TREMENDOUS News! Dogged readers will know that the Captain is the nation's foremost chronicler of the rise of the wheelie bin to its present pivotal (!) position in the nation's life and culture. In the past I have paid particular attention to its penchant for trapping tripping pensioners and its popularity as a murder accessory, recently given classic benediction by the untimely death and disposal of poor Saskia on EastEnders. But now a real advance in the appearance sector. Yes, florally decorated full- colour self-adhesive vinyl sheets that you can stick on them and give that extra dimension to the garden! Three sorts, cottage garden, variegated ivy, and spiraea, only pounds 14.99 from Home Free, Preston. Get yours now! Elsewhere in the world of mail order, might I recommend the seven-and- a-half-inch tall dancing gorilla that really sings "La Macarena"? Yes, just pounds 7.99, from Bright Life. Hey ... Macarena!
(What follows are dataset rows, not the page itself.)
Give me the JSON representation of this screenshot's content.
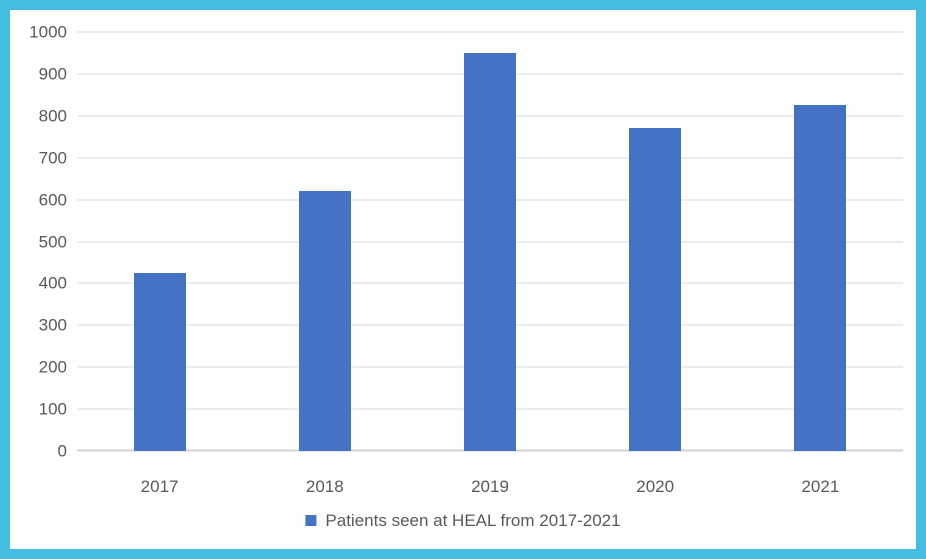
{
  "chart_data": {
    "type": "bar",
    "categories": [
      "2017",
      "2018",
      "2019",
      "2020",
      "2021"
    ],
    "values": [
      425,
      620,
      950,
      770,
      825
    ],
    "legend": "Patients seen at HEAL from 2017-2021",
    "title": "",
    "xlabel": "",
    "ylabel": "",
    "ylim": [
      0,
      1000
    ],
    "ytick_step": 100,
    "grid": true,
    "legend_position": "bottom",
    "bar_color": "#4472c4"
  },
  "colors": {
    "frame_border": "#45bde0",
    "background": "#ffffff",
    "gridline": "#d9d9d9",
    "axis_line": "#d2d2d2",
    "tick_text": "#595959"
  }
}
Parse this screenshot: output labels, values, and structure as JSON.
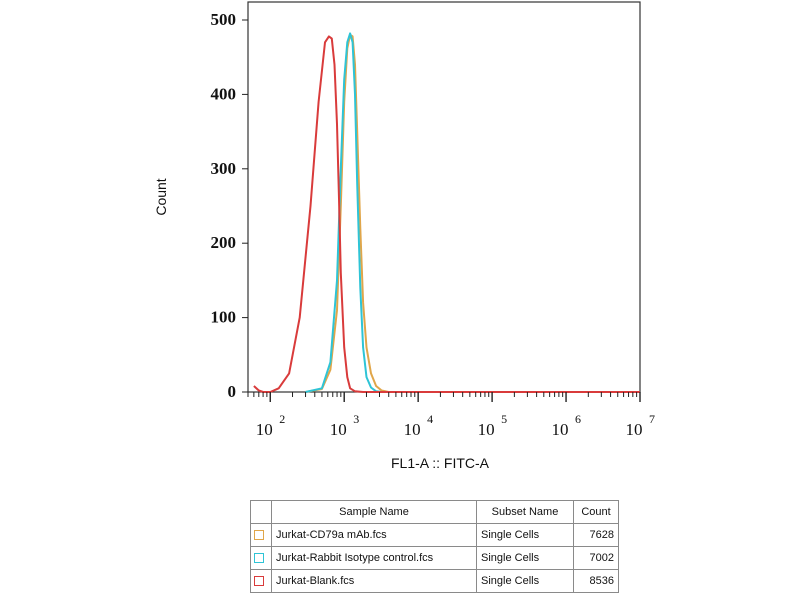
{
  "chart_data": {
    "type": "line",
    "xlabel": "FL1-A :: FITC-A",
    "ylabel": "Count",
    "xscale": "log",
    "xlim": [
      50,
      10000000
    ],
    "ylim": [
      0,
      500
    ],
    "yticks": [
      0,
      100,
      200,
      300,
      400,
      500
    ],
    "xticks": [
      {
        "value": 100,
        "base": "10",
        "exp": "2"
      },
      {
        "value": 1000,
        "base": "10",
        "exp": "3"
      },
      {
        "value": 10000,
        "base": "10",
        "exp": "4"
      },
      {
        "value": 100000,
        "base": "10",
        "exp": "5"
      },
      {
        "value": 1000000,
        "base": "10",
        "exp": "6"
      },
      {
        "value": 10000000,
        "base": "10",
        "exp": "7"
      }
    ],
    "grid": false,
    "series": [
      {
        "name": "Jurkat-CD79a mAb.fcs",
        "color": "#e0a64a",
        "x": [
          300,
          500,
          650,
          800,
          900,
          1000,
          1100,
          1200,
          1300,
          1400,
          1500,
          1650,
          1800,
          2000,
          2300,
          2700,
          3200,
          4000,
          6000,
          10000000
        ],
        "y": [
          0,
          4,
          30,
          110,
          250,
          390,
          462,
          480,
          478,
          440,
          350,
          220,
          120,
          60,
          25,
          8,
          2,
          0,
          0,
          0
        ]
      },
      {
        "name": "Jurkat-Rabbit Isotype control.fcs",
        "color": "#2ec4d6",
        "x": [
          300,
          500,
          650,
          800,
          900,
          1000,
          1100,
          1200,
          1300,
          1400,
          1500,
          1650,
          1800,
          2000,
          2300,
          2700,
          3200,
          10000000
        ],
        "y": [
          0,
          5,
          40,
          150,
          300,
          420,
          470,
          482,
          470,
          400,
          280,
          140,
          60,
          20,
          6,
          1,
          0,
          0
        ]
      },
      {
        "name": "Jurkat-Blank.fcs",
        "color": "#d93b3b",
        "x": [
          60,
          70,
          80,
          100,
          130,
          180,
          250,
          350,
          450,
          550,
          620,
          680,
          740,
          800,
          850,
          900,
          1000,
          1100,
          1200,
          1400,
          1800,
          10000000
        ],
        "y": [
          8,
          2,
          0,
          0,
          5,
          25,
          100,
          250,
          390,
          470,
          478,
          475,
          440,
          360,
          260,
          160,
          60,
          20,
          5,
          1,
          0,
          0
        ]
      }
    ]
  },
  "legend": {
    "headers": {
      "name": "Sample Name",
      "subset": "Subset Name",
      "count": "Count"
    },
    "rows": [
      {
        "color": "#e0a64a",
        "name": "Jurkat-CD79a mAb.fcs",
        "subset": "Single Cells",
        "count": "7628"
      },
      {
        "color": "#2ec4d6",
        "name": "Jurkat-Rabbit Isotype control.fcs",
        "subset": "Single Cells",
        "count": "7002"
      },
      {
        "color": "#d93b3b",
        "name": "Jurkat-Blank.fcs",
        "subset": "Single Cells",
        "count": "8536"
      }
    ]
  }
}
HYPERVENTILATION warning: yes, it's time for my acclaimed Moonlight Miscellany, a finely crafted collection of snippets, gleanings and such. First, bad news for Otto Breck, 31, of Frankfurt, who died on his stag night when a stripper fell off a table and landed on him. Next, congratulations to Innovative Tooling Solutions, of Fife, who have won a Queen's Award for Industry for their work with controlled boring solutions. Next, Captain's diary note: to celebrate the centenary of the birth of its founder, Dr Minoru Shirota, Yakult, the milk drink company, are sponsoring the Digestive Disorders Foundation annual conference, "Bowel Bacteria - Friend and Foe", at the Royal College of Physicians on 8 July. Next, Moonlight Dictator Watch. And it's bad news from the Lookalikes Agency, which specialises in supplying celebrity doubles: "We had a Saddam Hussein on our books," says an agency spokeswoman, "but he wasn't very popular. In fact, he didn't get much work. Who would want a Saddam Hussein? It's not very funny, is it?" Indeed. Moonlight Fascinating Fact: the winter on Uranus is 84 times longer than that on Earth. Finally, very worrying news from the United States: David Baron, film critic for the Times-Picayune, has been sacked for writing that poor Gwyneth Paltrow's Oscar acceptance speech reminded him of "Ophelia's mad scene in King Lear". Sort of mistake anyone in a high-pressure job like ours could make. In a gesture of solidarity, I am offering David a job as this column's fact checker. Make your own jokes now. Actually, the Uranan winter may be only 83 times longer than here. Bye!
RIGHT, barman, mine's a Yorkshire Terrier! Hair of the dog, eh? Doquiris? Seriously, though, what will those boffins come up with next? No need to pop down to Battersea any more, simply open your packet of Rover Assorted and add to water! All right, all right, these are really the latest thing in spare loo roll covers. No? Actually, they're Buddy and Darika, of Bangkok, Siamese Yorkshire Terriers, claimed to be the world's lightest dogs, taking over from one called Big Boss. They are.